Go The Distance
Use boxing conditioning to build endurance and a champion's body
Think about your toughest workouts-times when you lifted so heavy your head ached, or you ran so long your lungs burned. Now imagine doing both those things simultaneously, for 12 three-minute rounds, while being punched in the face. That's what a boxing match is like-a constant output of power and stamina that tests a fighter's psychological resolve as well as his physical limits.

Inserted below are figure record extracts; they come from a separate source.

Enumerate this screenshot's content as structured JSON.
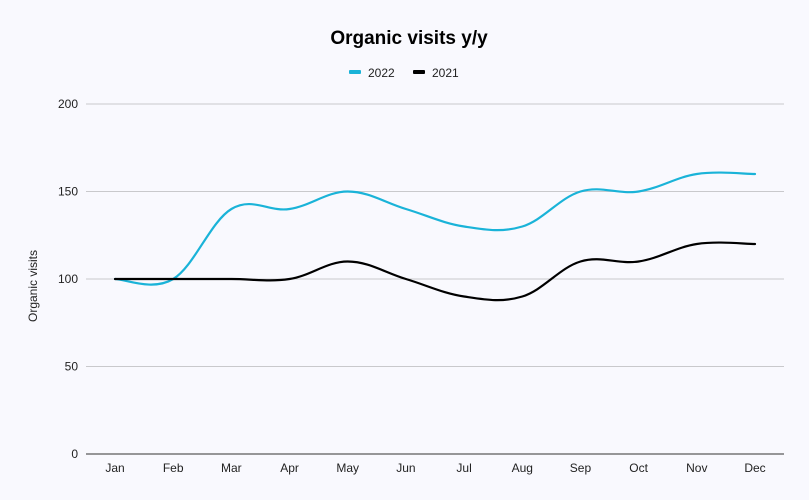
{
  "chart_data": {
    "type": "line",
    "title": "Organic visits y/y",
    "xlabel": "",
    "ylabel": "Organic visits",
    "categories": [
      "Jan",
      "Feb",
      "Mar",
      "Apr",
      "May",
      "Jun",
      "Jul",
      "Aug",
      "Sep",
      "Oct",
      "Nov",
      "Dec"
    ],
    "ylim": [
      0,
      200
    ],
    "yticks": [
      0,
      50,
      100,
      150,
      200
    ],
    "grid": true,
    "legend_position": "top",
    "series": [
      {
        "name": "2022",
        "color": "#1ab3d8",
        "values": [
          100,
          100,
          140,
          140,
          150,
          140,
          130,
          130,
          150,
          150,
          160,
          160
        ]
      },
      {
        "name": "2021",
        "color": "#000000",
        "values": [
          100,
          100,
          100,
          100,
          110,
          100,
          90,
          90,
          110,
          110,
          120,
          120
        ]
      }
    ]
  }
}
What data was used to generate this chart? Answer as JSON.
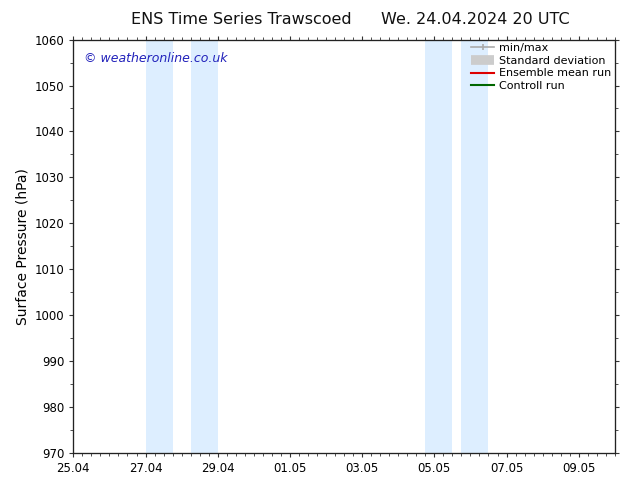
{
  "title_left": "ENS Time Series Trawscoed",
  "title_right": "We. 24.04.2024 20 UTC",
  "ylabel": "Surface Pressure (hPa)",
  "xlabel_ticks": [
    "25.04",
    "27.04",
    "29.04",
    "01.05",
    "03.05",
    "05.05",
    "07.05",
    "09.05"
  ],
  "xtick_positions": [
    0,
    2,
    4,
    6,
    8,
    10,
    12,
    14
  ],
  "xlim": [
    0,
    15.0
  ],
  "ylim": [
    970,
    1060
  ],
  "yticks": [
    970,
    980,
    990,
    1000,
    1010,
    1020,
    1030,
    1040,
    1050,
    1060
  ],
  "watermark": "© weatheronline.co.uk",
  "watermark_color": "#2222bb",
  "bg_color": "#ffffff",
  "shaded_bands": [
    {
      "x_start": 2.0,
      "x_end": 2.75
    },
    {
      "x_start": 3.25,
      "x_end": 4.0
    },
    {
      "x_start": 9.75,
      "x_end": 10.5
    },
    {
      "x_start": 10.75,
      "x_end": 11.5
    }
  ],
  "shaded_color": "#ddeeff",
  "legend_items": [
    {
      "label": "min/max",
      "color": "#aaaaaa",
      "lw": 1.2,
      "style": "minmax"
    },
    {
      "label": "Standard deviation",
      "color": "#cccccc",
      "lw": 7,
      "style": "thick"
    },
    {
      "label": "Ensemble mean run",
      "color": "#dd0000",
      "lw": 1.5,
      "style": "line"
    },
    {
      "label": "Controll run",
      "color": "#006600",
      "lw": 1.5,
      "style": "line"
    }
  ],
  "tick_label_fontsize": 8.5,
  "axis_label_fontsize": 10,
  "title_fontsize": 11.5,
  "legend_fontsize": 8
}
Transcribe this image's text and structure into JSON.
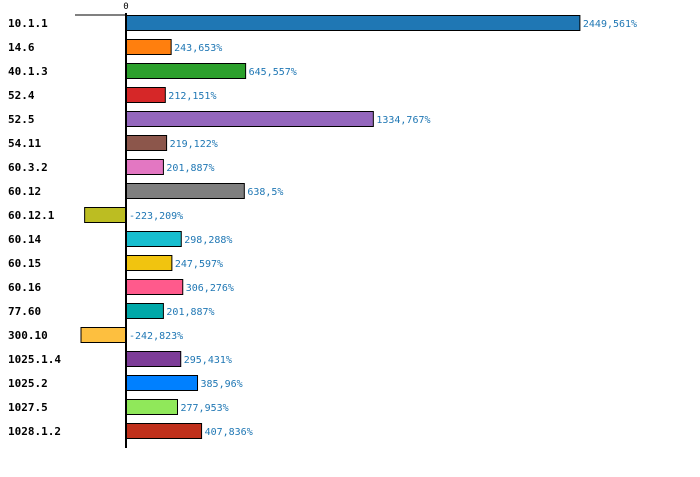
{
  "chart_data": {
    "type": "bar",
    "orientation": "horizontal",
    "title": "",
    "xlabel": "",
    "ylabel": "",
    "x_tick_labels": [
      "0"
    ],
    "value_suffix": "%",
    "categories": [
      "10.1.1",
      "14.6",
      "40.1.3",
      "52.4",
      "52.5",
      "54.11",
      "60.3.2",
      "60.12",
      "60.12.1",
      "60.14",
      "60.15",
      "60.16",
      "77.60",
      "300.10",
      "1025.1.4",
      "1025.2",
      "1027.5",
      "1028.1.2"
    ],
    "values": [
      2449.561,
      243.653,
      645.557,
      212.151,
      1334.767,
      219.122,
      201.887,
      638.5,
      -223.209,
      298.288,
      247.597,
      306.276,
      201.887,
      -242.823,
      295.431,
      385.96,
      277.953,
      407.836
    ],
    "value_labels": [
      "2449,561%",
      "243,653%",
      "645,557%",
      "212,151%",
      "1334,767%",
      "219,122%",
      "201,887%",
      "638,5%",
      "-223,209%",
      "298,288%",
      "247,597%",
      "306,276%",
      "201,887%",
      "-242,823%",
      "295,431%",
      "385,96%",
      "277,953%",
      "407,836%"
    ],
    "colors": [
      "#1f77b4",
      "#ff7f0e",
      "#2ca02c",
      "#d62728",
      "#9467bd",
      "#8c564b",
      "#e377c2",
      "#7f7f7f",
      "#bcbd22",
      "#17becf",
      "#f1c40f",
      "#ff5a8c",
      "#00a8a8",
      "#fdbf3f",
      "#7d3c98",
      "#0080ff",
      "#90e85a",
      "#c0301b"
    ],
    "xlim": [
      -275,
      2520
    ],
    "grid": false,
    "legend": "none"
  }
}
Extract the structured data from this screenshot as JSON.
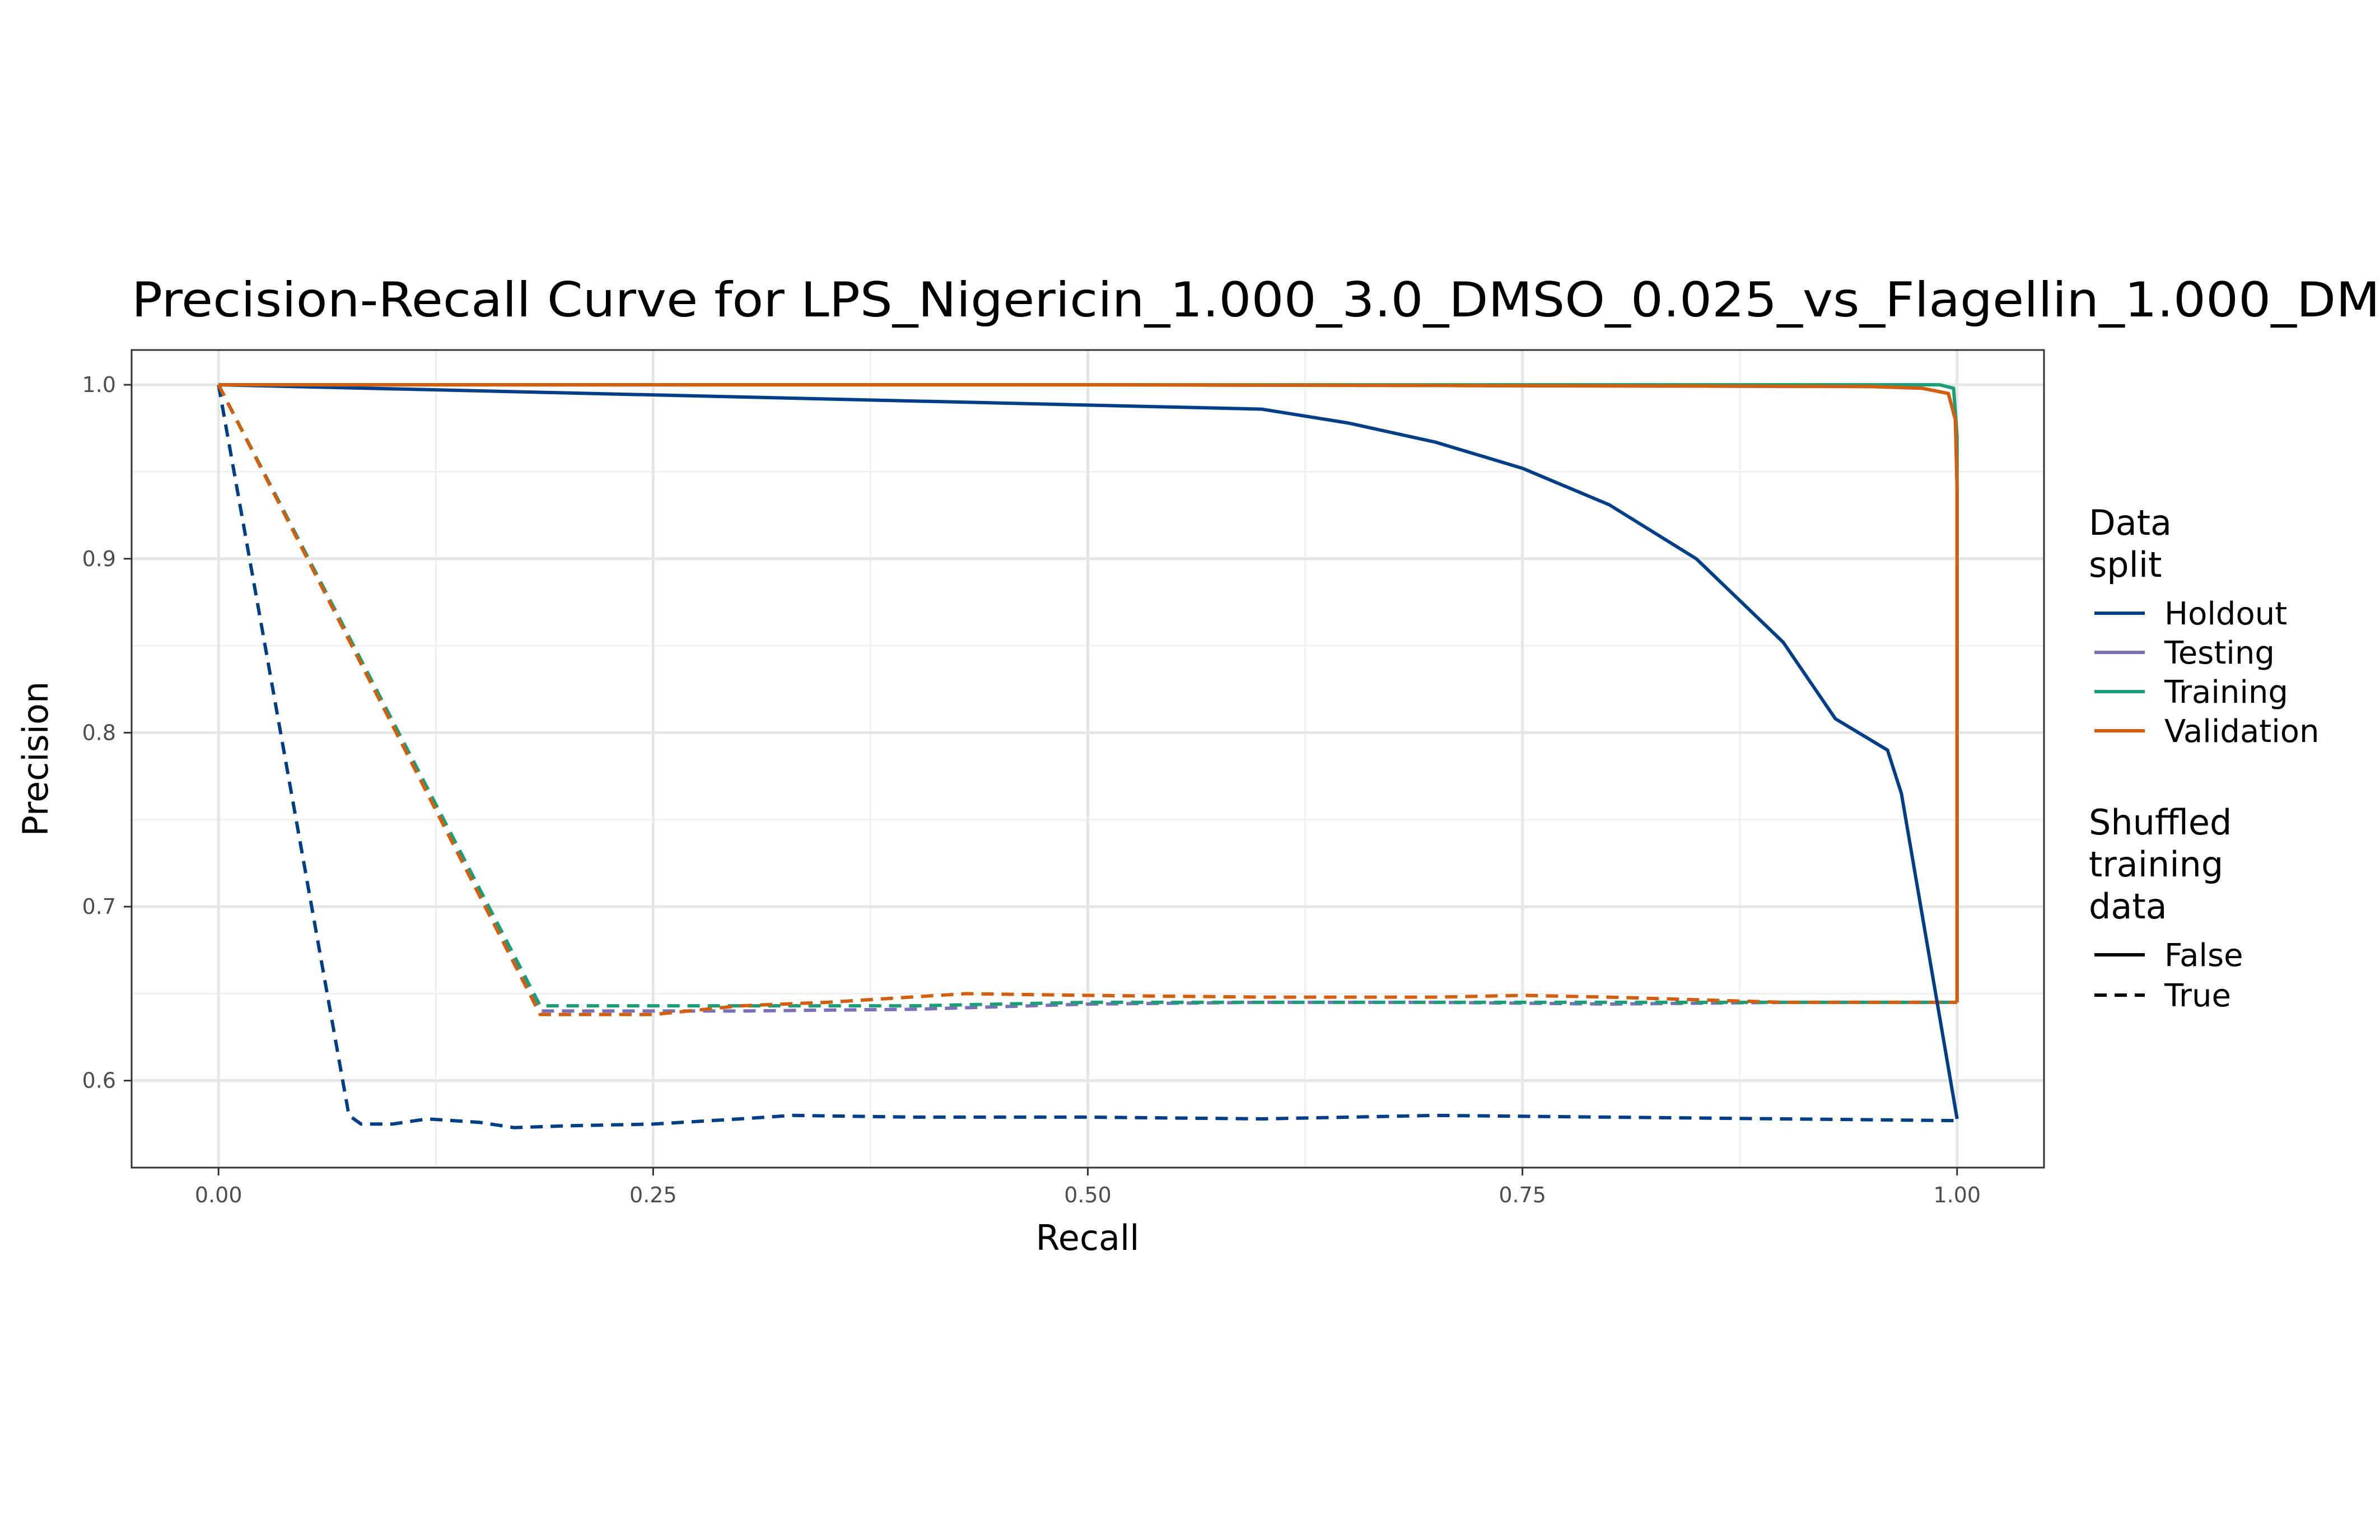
{
  "chart_data": {
    "type": "line",
    "title": "Precision-Recall Curve for LPS_Nigericin_1.000_3.0_DMSO_0.025_vs_Flagellin_1.000_DM",
    "xlabel": "Recall",
    "ylabel": "Precision",
    "xlim": [
      -0.05,
      1.05
    ],
    "ylim": [
      0.55,
      1.02
    ],
    "x_ticks": [
      0.0,
      0.25,
      0.5,
      0.75,
      1.0
    ],
    "x_tick_labels": [
      "0.00",
      "0.25",
      "0.50",
      "0.75",
      "1.00"
    ],
    "y_ticks": [
      0.6,
      0.7,
      0.8,
      0.9,
      1.0
    ],
    "y_tick_labels": [
      "0.6",
      "0.7",
      "0.8",
      "0.9",
      "1.0"
    ],
    "grid": true,
    "legend_position": "right",
    "legend": {
      "color_title": [
        "Data",
        "split"
      ],
      "color_entries": [
        {
          "label": "Holdout",
          "color": "#003f88"
        },
        {
          "label": "Testing",
          "color": "#7b6fb8"
        },
        {
          "label": "Training",
          "color": "#1b9e77"
        },
        {
          "label": "Validation",
          "color": "#d35f0e"
        }
      ],
      "linetype_title": [
        "Shuffled",
        "training",
        "data"
      ],
      "linetype_entries": [
        {
          "label": "False",
          "dash": "solid"
        },
        {
          "label": "True",
          "dash": "dashed"
        }
      ]
    },
    "series": [
      {
        "name": "Holdout",
        "shuffled": "False",
        "color": "#003f88",
        "dash": "solid",
        "x": [
          0,
          0.6,
          0.65,
          0.7,
          0.75,
          0.8,
          0.85,
          0.9,
          0.93,
          0.96,
          0.968,
          1.0
        ],
        "y": [
          1.0,
          0.986,
          0.978,
          0.967,
          0.952,
          0.931,
          0.9,
          0.852,
          0.808,
          0.79,
          0.765,
          0.578
        ]
      },
      {
        "name": "Testing",
        "shuffled": "False",
        "color": "#7b6fb8",
        "dash": "solid",
        "x": [
          0,
          0.5,
          0.95,
          0.98,
          0.995,
          0.999,
          1.0,
          1.0
        ],
        "y": [
          1.0,
          1.0,
          0.999,
          0.998,
          0.995,
          0.98,
          0.94,
          0.645
        ]
      },
      {
        "name": "Training",
        "shuffled": "False",
        "color": "#1b9e77",
        "dash": "solid",
        "x": [
          0,
          0.5,
          0.95,
          0.99,
          0.998,
          1.0,
          1.0
        ],
        "y": [
          1.0,
          1.0,
          1.0,
          1.0,
          0.998,
          0.97,
          0.645
        ]
      },
      {
        "name": "Validation",
        "shuffled": "False",
        "color": "#d35f0e",
        "dash": "solid",
        "x": [
          0,
          0.5,
          0.95,
          0.98,
          0.995,
          0.999,
          1.0,
          1.0
        ],
        "y": [
          1.0,
          1.0,
          0.999,
          0.998,
          0.995,
          0.98,
          0.94,
          0.645
        ]
      },
      {
        "name": "Holdout",
        "shuffled": "True",
        "color": "#003f88",
        "dash": "dashed",
        "x": [
          0,
          0.075,
          0.082,
          0.1,
          0.12,
          0.15,
          0.17,
          0.2,
          0.25,
          0.3,
          0.33,
          0.4,
          0.5,
          0.6,
          0.7,
          0.8,
          0.9,
          1.0
        ],
        "y": [
          1.0,
          0.58,
          0.575,
          0.575,
          0.578,
          0.576,
          0.573,
          0.574,
          0.575,
          0.578,
          0.58,
          0.579,
          0.579,
          0.578,
          0.58,
          0.579,
          0.578,
          0.577
        ]
      },
      {
        "name": "Testing",
        "shuffled": "True",
        "color": "#7b6fb8",
        "dash": "dashed",
        "x": [
          0,
          0.185,
          0.3,
          0.4,
          0.5,
          0.6,
          0.7,
          0.8,
          0.9,
          1.0
        ],
        "y": [
          1.0,
          0.64,
          0.64,
          0.641,
          0.644,
          0.645,
          0.645,
          0.644,
          0.645,
          0.645
        ]
      },
      {
        "name": "Training",
        "shuffled": "True",
        "color": "#1b9e77",
        "dash": "dashed",
        "x": [
          0,
          0.185,
          0.3,
          0.4,
          0.5,
          0.6,
          0.7,
          0.8,
          0.9,
          1.0
        ],
        "y": [
          1.0,
          0.643,
          0.643,
          0.643,
          0.645,
          0.645,
          0.645,
          0.645,
          0.645,
          0.645
        ]
      },
      {
        "name": "Validation",
        "shuffled": "True",
        "color": "#d35f0e",
        "dash": "dashed",
        "x": [
          0,
          0.185,
          0.25,
          0.3,
          0.35,
          0.43,
          0.5,
          0.6,
          0.7,
          0.75,
          0.8,
          0.9,
          1.0
        ],
        "y": [
          1.0,
          0.638,
          0.638,
          0.643,
          0.645,
          0.65,
          0.649,
          0.648,
          0.648,
          0.649,
          0.648,
          0.645,
          0.645
        ]
      }
    ]
  }
}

This month, it's our goal to give you a taste of this kind of training (without making you taste leather in the process). We've put together an all-out endurance program based on the routines real fighters perform when readying themselves for the ring. But be warned: These workouts hit back. The pace you'll be working at will place a great demand on your cardiovascular system. Just as fighters must learn to dig deep and continue the battle when they're tired and hurt, adapting to these exhaustive workouts will prepare you for tougher weight workouts, cardio sessions, or any other physical activity you're into. Not only will you sculpt a knockout body-lean and tautly muscled-you'll gain the mental fortitude to gut through bouts of anything life can throw at you.
ANSWER THE BELL
Since not everyone has a legendary Gleason's or Kronk Gym in their neighborhood, we made sure the workouts don't require any specific boxing equipment, such as a heavy bag or focus mitts (although you will need a jump rope). Most of the time, you'll use your own body weight, performing familiar exercises like pullups, pushups, and jumping jacks-all full-body movements and great calorie burners. You'll also use a medicine ball, a longtime favorite of boxers for its ability to improve punching power and core strength.
The most important aspect of each workout is explosivity. You must move fast-popping up into the air, chucking the ball onto the floor, or throwing punches with bad intentions. More challenging still will be maintaining this intensity over the course of a circuit-one set of each exercise done back-to-back with no rest. Most athletes, such as football or baseball players, train to be explosive for only short periods, such as charging to make a tackle or running to first base. In fact, maintaining power for longer than a few seconds, and generating it repeatedly with little rest in between, is almost unheard of outside of boxing. That's where exercises like the burpee (the full-body power move seen in Workouts A and C) become so effective. You'll drop from a standing position into a crouch, then shoot your legs behind you and go into pushup position. Immediately reverse the motion, tucking your legs under your chest and then exploding upward into a jump. An old-time drill used by combat athletes and soldiers, the burpee is intended to tire you out, forcing you to work harder at the other exercises when you're already in a fatigued state.
While the first few sessions might leave you on the floor to be counted out, persistence will eventually reward you with superior conditioning. Soon you'll be able to maintain a high output of exercise for prolonged periods, and you'll find you can recover quicker between weight-training sets and cardio intervals.